Scripts to perform EGTA


License
Apache-2.0
Install
pip install egta==0.1.0

Documentation

Empirical Game-Theoretic Analysis

build

A command line tool for running egta on arbitrary simulators.

Setup

pip install --user -U egta

Usage

You need a set of supplementary files to actually run this. These files describe the game that's going to be run, and the process of getting payoff data for each profile when requested. This repository contains a sample simulator called cdasim that can be used for this purpose. Below are some example uses

  1. Perform the quiesce routine on a game that already has game data. One can also add noise to the payoffs for testing of equilibria procedures but this will just run it with no noise.

    egta quiesce game:game:cdasim/data_game.json
  2. Perform the quiesce routine on a game that's defined by a command line simulator. This will get profile data by sampling from the cdasim python simulator.

    egta quiesce 'sim:game:cdasim/small_game.json,command:python3 cdasim/sim.py 1 --single'

    By default the quiesce routine only uses one payoff sample per profile. Adding ,count:<number> to the description will help reduce the noise.

  3. Perform the quiesce routine on a game that's defined by an EGTA Online zip file. This will get profile by calling the batch script from a zip file the same way as EGTA Online. To accomplish this, this repository has a zip scheduler that takes a zip file and schedules like EGTA Online does.

    egta quiesce zip:game:cdasim/small_game.json,zipf:cdasim/cdasim.zip
  4. Perform the quiesce routine on a game with information on EGTA Online. The parameters specified here are for the same simulation that was uploaded there.

    egta quiesce eo:game:1466,mem:2048,time:60 --dpr buyers:2,sellers:2

    Note: This game has already been solved, so this call will only fetch the initial game and then solve it without scheduling more profiles.

Development

Makefile has all of the relevant commands for settings up a development environment.
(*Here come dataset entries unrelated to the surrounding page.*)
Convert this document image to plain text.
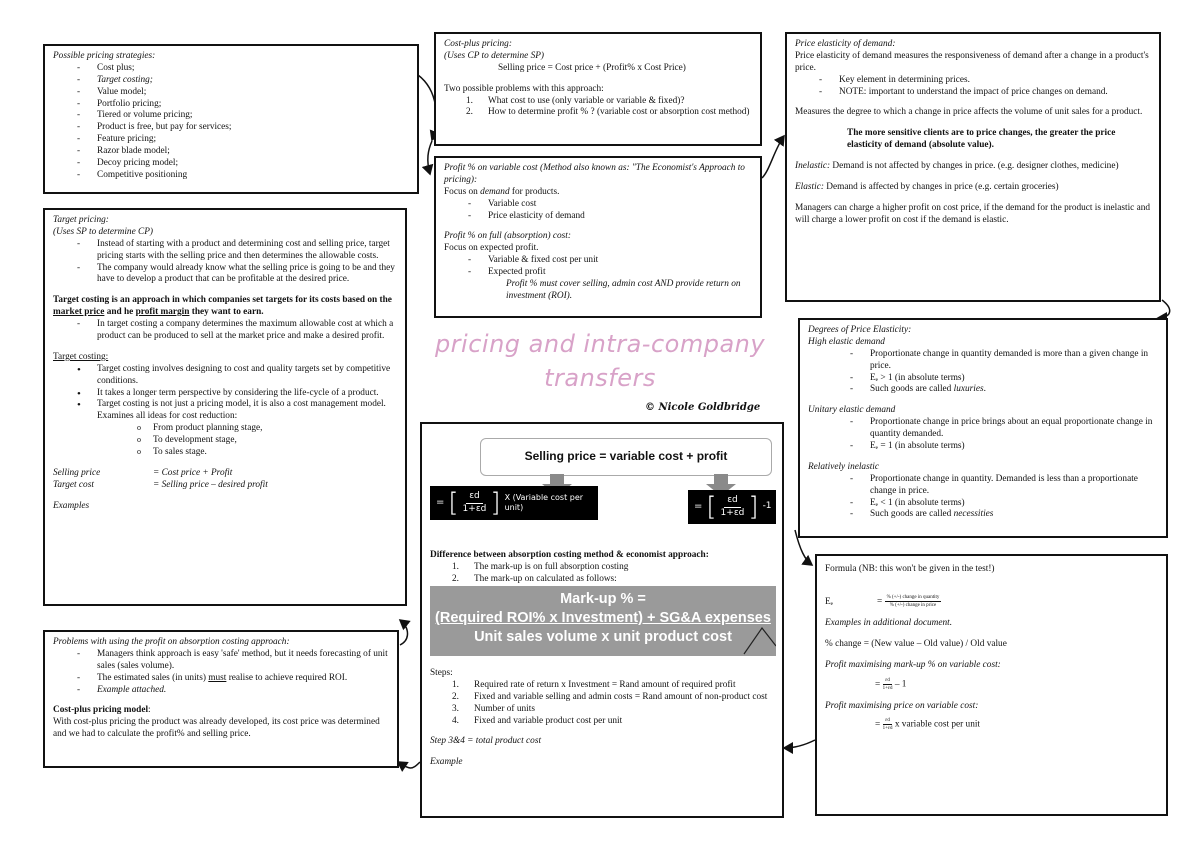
Possible pricing strategies:

- Cost plus;
- Target costing;
- Value model;
- Portfolio pricing;
- Tiered or volume pricing;
- Product is free, but pay for services;
- Feature pricing;
- Razor blade model;
- Decoy pricing model;
- Competitive positioning

Cost-plus pricing:

(Uses CP to determine SP)

Selling price = Cost price + (Profit% x Cost Price)

Two possible problems with this approach:

1. What cost to use (only variable or variable & fixed)?
2. How to determine profit % ? (variable cost or absorption cost method)

Profit % on variable cost (Method also known as: "The Economist's Approach to pricing):

Focus on demand for products.

- Variable cost
- Price elasticity of demand

Profit % on full (absorption) cost:

Focus on expected profit.

- Variable & fixed cost per unit
- Expected profit

Profit % must cover selling, admin cost AND provide return on investment (ROI).

Price elasticity of demand:

Price elasticity of demand measures the responsiveness of demand after a change in a product's price.

- Key element in determining prices.
- NOTE: important to understand the impact of price changes on demand.

Measures the degree to which a change in price affects the volume of unit sales for a product.

The more sensitive clients are to price changes, the greater the price elasticity of demand (absolute value).

Inelastic: Demand is not affected by changes in price. (e.g. designer clothes, medicine)

Elastic: Demand is affected by changes in price (e.g. certain groceries)

Managers can charge a higher profit on cost price, if the demand for the product is inelastic and will charge a lower profit on cost if the demand is elastic.

Target pricing:

(Uses SP to determine CP)

- Instead of starting with a product and determining cost and selling price, target pricing starts with the selling price and then determines the allowable costs.
- The company would already know what the selling price is going to be and they have to develop a product that can be profitable at the desired price.

Target costing is an approach in which companies set targets for its costs based on the market price and he profit margin they want to earn.

- In target costing a company determines the maximum allowable cost at which a product can be produced to sell at the market price and make a desired profit.

Target costing:

• Target costing involves designing to cost and quality targets set by competitive conditions.
• It takes a longer term perspective by considering the life-cycle of a product.
• Target costing is not just a pricing model, it is also a cost management model. Examines all ideas for cost reduction:
o From product planning stage,
o To development stage,
o To sales stage.

Selling price	= Cost price + Profit

Target cost	= Selling price – desired profit

Examples

pricing and intra-company
transfers
© Nicole Goldbridge

Degrees of Price Elasticity:

High elastic demand

- Proportionate change in quantity demanded is more than a given change in price.
- Eₑ > 1 (in absolute terms)
- Such goods are called luxuries.

Unitary elastic demand

- Proportionate change in price brings about an equal proportionate change in quantity demanded.
- Eₑ = 1 (in absolute terms)

Relatively inelastic

- Proportionate change in quantity. Demanded is less than a proportionate change in price.
- Eₑ < 1 (in absolute terms)
- Such goods are called necessities
Selling price = variable cost + profit
= [ $\frac{\varepsilon d}{1+\varepsilon d}$ ] X (Variable cost per unit)	= [ $\frac{\varepsilon d}{1+\varepsilon d}$ ] -1

Difference between absorption costing method & economist approach:

1. The mark-up is on full absorption costing
2. The mark-up on calculated as follows:
Mark-up % =
(Required ROI% x Investment) + SG&A expenses
Unit sales volume x unit product cost

Steps:

1. Required rate of return x Investment = Rand amount of required profit
2. Fixed and variable selling and admin costs = Rand amount of non-product cost
3. Number of units
4. Fixed and variable product cost per unit

Step 3&4 = total product cost

Example

Problems with using the profit on absorption costing approach:

- Managers think approach is easy 'safe' method, but it needs forecasting of unit sales (sales volume).
- The estimated sales (in units) must realise to achieve required ROI.
- Example attached.

Cost-plus pricing model:

With cost-plus pricing the product was already developed, its cost price was determined and we had to calculate the profit% and selling price.

Formula (NB: this won't be given in the test!)

Eₑ	= % (+/-) change in quantity
% (+/-) change in price

Examples in additional document.

% change = (New value – Old value) / Old value

Profit maximising mark-up % on variable cost:

= $\frac{\varepsilon d}{1+\varepsilon d} - 1$

Profit maximising price on variable cost:

= $\frac{\varepsilon d}{1+\varepsilon d}$ x variable cost per unit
Typing make will print out everything it's setup to do.

make setup will do a best effort to setup an appropriate development environment. The script requires a python interpreter that's at least version 3.5. To specify a different interpreter than the default lookup on your path use make setup PYTHON=<alternate-python>, e.g. on many ubuntu systems you might need to run make setup PYTHON=python3.